By Frank Film
Our midwifery system is admired the world over - so why are so many midwives facing burnout?
"I'm always surprised at how famous New Zealand midwifery is everywhere else," says Karen Guilliland, "except in New Zealand."
For over three decades Guilliland, co-founder and former chief executive of the New Zealand College of Midwives, has been at the forefront of the movement to revive the midwifery profession and meet the needs of the 60,000 mothers giving birth every year.
"That's 60,000 mums and 60,000 babies that midwives look after," she tells Frank Film. "That's 120,000 humans a year. That's the start of life's journey for those babies."
New Zealand's midwifery-led maternity approach to the beginning of that journey is admired across the globe. Under the current system, the community midwife is the lead maternity carer (LMC), case managing the woman's maternity experience from pregnancy, through labour and birth and on until the baby is around four to six weeks old.
The success of this approach lies in the close partnership between midwife and new mother. As Guilliland says, by the time a woman gives birth, her midwife has spent "hours and hours and hours with that family - she is so well placed to understand what that family needs."
Globally it is unusual. In Christchurch, expectant mother Magali Caulier says in her home country of France it is uncommon for a community midwife to accompany the mother-to-be through the entire process of antenatal care and birth. "You just go to hospital and whoever is working on the day takes care of you and the delivery of your baby."
As a country, we've been there.
New Zealand was one of the first countries to register midwives in 1904. At that time, midwifery was an autonomous profession - most women gave birth in maternity homes run by midwives; male doctors, says Guilliland, "didn't really take much interest."
The advent of painkillers and antibiotics to stop the ever-present threat of infection saw an increase in hospitalised births.
The Nurses Act of 1971 removed the right of midwives to practice autonomously. New Zealand midwifery changed from a community-based profession into a hospital-based workforce. Maternity units were closed down. Women moved into the hospitals.
"The midwives became sort of obstetric nurses - the obstetrician looked after the woman and the nurses did as they were told. Medicine ruled".
With lobbying from the newly formed New Zealand College of Midwives, the Nurses Amendment Act in 1990 gave midwives the right to operate as fully independent providers of pregnancy and childbirth services without needing supervision by medical practitioners. It has been described as one of the most significant milestones in the evolution of the midwifery profession in New Zealand.
Midwifery now, says Guilliland, is "a fabulous job". But it is a challenging one.
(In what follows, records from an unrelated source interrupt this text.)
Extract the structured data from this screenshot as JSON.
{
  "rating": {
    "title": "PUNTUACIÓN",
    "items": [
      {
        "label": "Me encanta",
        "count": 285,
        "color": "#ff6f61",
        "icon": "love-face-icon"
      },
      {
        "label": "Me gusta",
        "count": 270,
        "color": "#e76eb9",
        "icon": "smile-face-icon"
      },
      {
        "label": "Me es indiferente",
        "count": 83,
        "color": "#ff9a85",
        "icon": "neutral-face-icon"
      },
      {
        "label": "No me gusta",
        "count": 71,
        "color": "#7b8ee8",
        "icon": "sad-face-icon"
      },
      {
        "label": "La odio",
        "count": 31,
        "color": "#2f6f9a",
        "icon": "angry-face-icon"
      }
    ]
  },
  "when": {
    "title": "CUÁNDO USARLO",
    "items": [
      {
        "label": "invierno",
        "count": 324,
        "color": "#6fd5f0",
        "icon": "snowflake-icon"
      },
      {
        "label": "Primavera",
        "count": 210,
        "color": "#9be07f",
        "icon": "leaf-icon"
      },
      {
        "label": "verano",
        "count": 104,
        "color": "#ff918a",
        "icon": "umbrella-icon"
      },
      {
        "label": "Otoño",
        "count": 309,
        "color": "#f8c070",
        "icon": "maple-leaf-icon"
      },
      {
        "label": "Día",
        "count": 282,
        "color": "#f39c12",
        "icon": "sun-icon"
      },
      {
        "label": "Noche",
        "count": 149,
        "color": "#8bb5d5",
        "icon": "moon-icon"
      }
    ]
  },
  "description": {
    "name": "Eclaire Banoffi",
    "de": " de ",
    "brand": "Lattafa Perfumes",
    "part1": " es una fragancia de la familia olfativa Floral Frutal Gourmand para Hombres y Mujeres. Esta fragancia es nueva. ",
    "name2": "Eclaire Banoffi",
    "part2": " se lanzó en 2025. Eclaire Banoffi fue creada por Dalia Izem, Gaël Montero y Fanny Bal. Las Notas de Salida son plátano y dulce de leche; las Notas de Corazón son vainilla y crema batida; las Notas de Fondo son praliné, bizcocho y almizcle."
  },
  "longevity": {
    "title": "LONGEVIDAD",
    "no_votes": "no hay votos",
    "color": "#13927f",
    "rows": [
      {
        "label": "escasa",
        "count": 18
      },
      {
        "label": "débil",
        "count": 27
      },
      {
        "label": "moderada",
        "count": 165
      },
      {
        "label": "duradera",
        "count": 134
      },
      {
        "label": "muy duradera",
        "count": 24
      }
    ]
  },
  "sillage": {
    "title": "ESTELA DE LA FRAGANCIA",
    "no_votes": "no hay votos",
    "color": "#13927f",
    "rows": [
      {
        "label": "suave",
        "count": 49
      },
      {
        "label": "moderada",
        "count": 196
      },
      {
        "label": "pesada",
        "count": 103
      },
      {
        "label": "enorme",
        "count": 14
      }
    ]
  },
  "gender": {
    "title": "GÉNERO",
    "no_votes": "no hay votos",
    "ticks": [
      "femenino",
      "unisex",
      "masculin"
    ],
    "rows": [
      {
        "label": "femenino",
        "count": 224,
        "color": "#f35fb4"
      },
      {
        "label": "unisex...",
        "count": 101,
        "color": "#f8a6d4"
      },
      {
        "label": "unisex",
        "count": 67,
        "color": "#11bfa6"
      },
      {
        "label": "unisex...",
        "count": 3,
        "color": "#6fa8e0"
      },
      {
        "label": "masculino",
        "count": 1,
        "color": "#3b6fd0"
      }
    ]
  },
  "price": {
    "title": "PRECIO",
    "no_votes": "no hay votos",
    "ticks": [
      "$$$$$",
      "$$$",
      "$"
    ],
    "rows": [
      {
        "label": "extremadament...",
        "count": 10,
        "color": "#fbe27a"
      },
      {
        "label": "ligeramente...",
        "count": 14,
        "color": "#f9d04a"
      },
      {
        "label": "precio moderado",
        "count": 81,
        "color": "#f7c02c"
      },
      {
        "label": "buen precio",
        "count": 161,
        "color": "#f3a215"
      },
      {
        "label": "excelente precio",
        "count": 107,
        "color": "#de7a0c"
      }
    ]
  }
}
Christchurch community midwife Anne O'Connor describes a recent eight-day stint in which she had four births. Midnight call-outs are common, on call "means 24 hours a day, 7 days a week." An NZIER report from last year found midwives were working up to 26 percent more than expected from a full time equivalent role.
Unlike core midwives in maternity facilities, community midwives are paid a set fee for the first and second trimesters, then the third trimester, then the birth and around seven postnatal visits. There is no adjustment made if it is a 40-minute or 40-hour labour or if the woman is a two-minute or two-hour drive away, and no top ups for extra visits to those with additional needs.
Many midwives have taken on other part time work; some have left the industry altogether. As with other countries, New Zealand is facing a shortage of midwives. "Most midwives nowadays will work for about six years because the work is unsustainable. There's a lot of burnout."
There have been successes, but they have been hard fought-for. Last year the Government announced a $242 million boost for maternity services, including extra funding for rural care, spread over four years - about a quarter of this has gone directly to improve midwives' working conditions and pay. In March this year, $6m was earmarked to address the shortage of Māori and Pasifika midwives in the country.
These are all positive steps, but the straw still breaking the midwives' back, says Guilliland, is the absence of a contract structure that enables midwives to spend the time required, "because it is all about time."
"A plumber gets a call-out fee and a travel fee - that is recognised. Midwives treat haemorrhaging, they prevent haemorrhaging, they suture when things go wrong, they put in IV lines, they resuscitate babies. They do a lot of the stuff that a lot of GPs don't do but we get a bulk sum and are meant to do everything for that."
Midwives describe it as deflating.
"There is no explanation other than women's work is not valued in the same way as other work. Young women today don't want to do things for nothing - and rightly so.
"You'd think with this government, which prides itself on egalitarianism and equality, mothers and newborns would take precedence. But they don't, and they never have under any government. We want to be understood as a really prime life-saving health profession. Maternity can't fix everything, but we have had a real influence on the wellbeing of women and babies."